Un anti-César s’avance pour mon avantage. Maintenant, pour la première fois, je sens que je suis empereur. C’est seulement comme soldat que j’avais pris les armes : à cette heure, j’en suis revêtu pour un but plus élevé. Dans chaque fête, si brillante qu’elle fût, et quoiqu’on n’eût épargné rien, le danger me manquait. Tous tant que vous êtes, vous me conseilliez les courses de bagues : le cœur me battait ; je ne respirais que tournois, et, si vous ne m’aviez pas déconseillé la guerre, je serais illustre aujourd’hui par d’éclatants exploits. Je sentis sur mon cœur le sceau de l’indépendance, quand je vis mon image dans le royaume du feu. L’élément s’élança sur moi avec fureur : ce n’était qu’une illusion, mais l’illusion était sublime. Dans mon trouble, je rêvai de victoire et de renommée : je répare ce que j’ai à grand tort négligé. (Les hérauts sont expédiés pour aller provoquer l’anti-César.

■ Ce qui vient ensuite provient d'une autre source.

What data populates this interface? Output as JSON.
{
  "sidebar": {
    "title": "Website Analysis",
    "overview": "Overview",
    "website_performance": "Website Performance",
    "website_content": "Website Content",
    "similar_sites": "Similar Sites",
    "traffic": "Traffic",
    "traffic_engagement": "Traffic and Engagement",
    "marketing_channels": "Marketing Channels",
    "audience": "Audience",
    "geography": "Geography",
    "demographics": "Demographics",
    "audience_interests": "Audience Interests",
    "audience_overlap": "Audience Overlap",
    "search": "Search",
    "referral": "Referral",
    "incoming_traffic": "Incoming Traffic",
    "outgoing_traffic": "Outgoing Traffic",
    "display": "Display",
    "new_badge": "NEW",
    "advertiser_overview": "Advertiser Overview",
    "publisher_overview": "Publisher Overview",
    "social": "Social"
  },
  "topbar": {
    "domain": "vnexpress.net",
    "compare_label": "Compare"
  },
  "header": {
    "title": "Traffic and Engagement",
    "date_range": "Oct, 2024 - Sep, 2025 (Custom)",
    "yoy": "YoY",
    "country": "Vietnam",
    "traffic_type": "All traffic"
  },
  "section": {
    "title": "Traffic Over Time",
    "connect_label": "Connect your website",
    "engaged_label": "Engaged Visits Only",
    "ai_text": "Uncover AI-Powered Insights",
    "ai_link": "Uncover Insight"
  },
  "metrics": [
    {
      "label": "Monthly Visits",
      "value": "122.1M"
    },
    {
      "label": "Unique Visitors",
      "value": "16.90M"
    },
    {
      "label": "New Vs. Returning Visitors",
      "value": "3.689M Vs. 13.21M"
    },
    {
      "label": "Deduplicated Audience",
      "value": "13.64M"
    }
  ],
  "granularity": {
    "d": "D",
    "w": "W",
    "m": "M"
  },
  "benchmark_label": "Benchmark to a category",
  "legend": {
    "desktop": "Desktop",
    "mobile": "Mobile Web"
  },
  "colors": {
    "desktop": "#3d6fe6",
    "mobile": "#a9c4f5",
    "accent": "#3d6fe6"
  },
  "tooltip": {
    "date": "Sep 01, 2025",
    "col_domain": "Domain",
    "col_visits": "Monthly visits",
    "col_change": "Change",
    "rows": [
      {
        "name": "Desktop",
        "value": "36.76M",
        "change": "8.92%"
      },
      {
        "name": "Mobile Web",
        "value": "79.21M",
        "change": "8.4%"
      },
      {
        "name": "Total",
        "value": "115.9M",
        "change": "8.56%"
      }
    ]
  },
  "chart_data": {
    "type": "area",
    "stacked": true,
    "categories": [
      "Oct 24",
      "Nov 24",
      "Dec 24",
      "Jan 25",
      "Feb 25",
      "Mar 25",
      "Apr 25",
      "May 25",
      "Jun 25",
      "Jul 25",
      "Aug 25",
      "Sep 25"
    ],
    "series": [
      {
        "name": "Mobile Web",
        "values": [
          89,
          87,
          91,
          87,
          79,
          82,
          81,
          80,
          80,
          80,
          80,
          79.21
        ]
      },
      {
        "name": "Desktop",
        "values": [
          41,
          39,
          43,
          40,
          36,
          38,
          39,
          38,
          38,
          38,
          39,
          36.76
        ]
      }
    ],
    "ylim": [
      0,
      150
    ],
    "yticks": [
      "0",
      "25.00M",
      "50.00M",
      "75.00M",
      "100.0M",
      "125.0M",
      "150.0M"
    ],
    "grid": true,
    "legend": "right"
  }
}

Faust paraît, couvert d’une armure et la visière à demi baissée ; les trois vaillants le suivent, équipés et vêtus comme on l’a dit plus haut.)

Faust.

Nous paraissons devant toi, et nous espérons n’encourir aucun blâme. Même sans nécessité, la prévoyance a son prix. Tu sais que le peuple des montagnes est subtil et réfléchi ; qu’il est versé dans le langage de la nature et des rochers. Les esprits, dès longtemps ravis à la plaine, sont plus que jamais voués à la montagne. Ils agissent en silence à travers les tortueuses crevasses, dans le noble gaz des riches vapeurs métalliques ; dans leurs analyses, leurs tentatives, leurs combinaisons perpétuelles, leur unique désir est de trouver du nouveau. Avec la main subtile des puissances invisibles, ils construisent des formes transparentes ; puis, dans le cristal et son éternel silence, ils voient les événements du monde supérieur. L’empereur.

J’ai compris et je te crois. Mais, vaillant homme, dis-moi, que nous fait ici tout cela ?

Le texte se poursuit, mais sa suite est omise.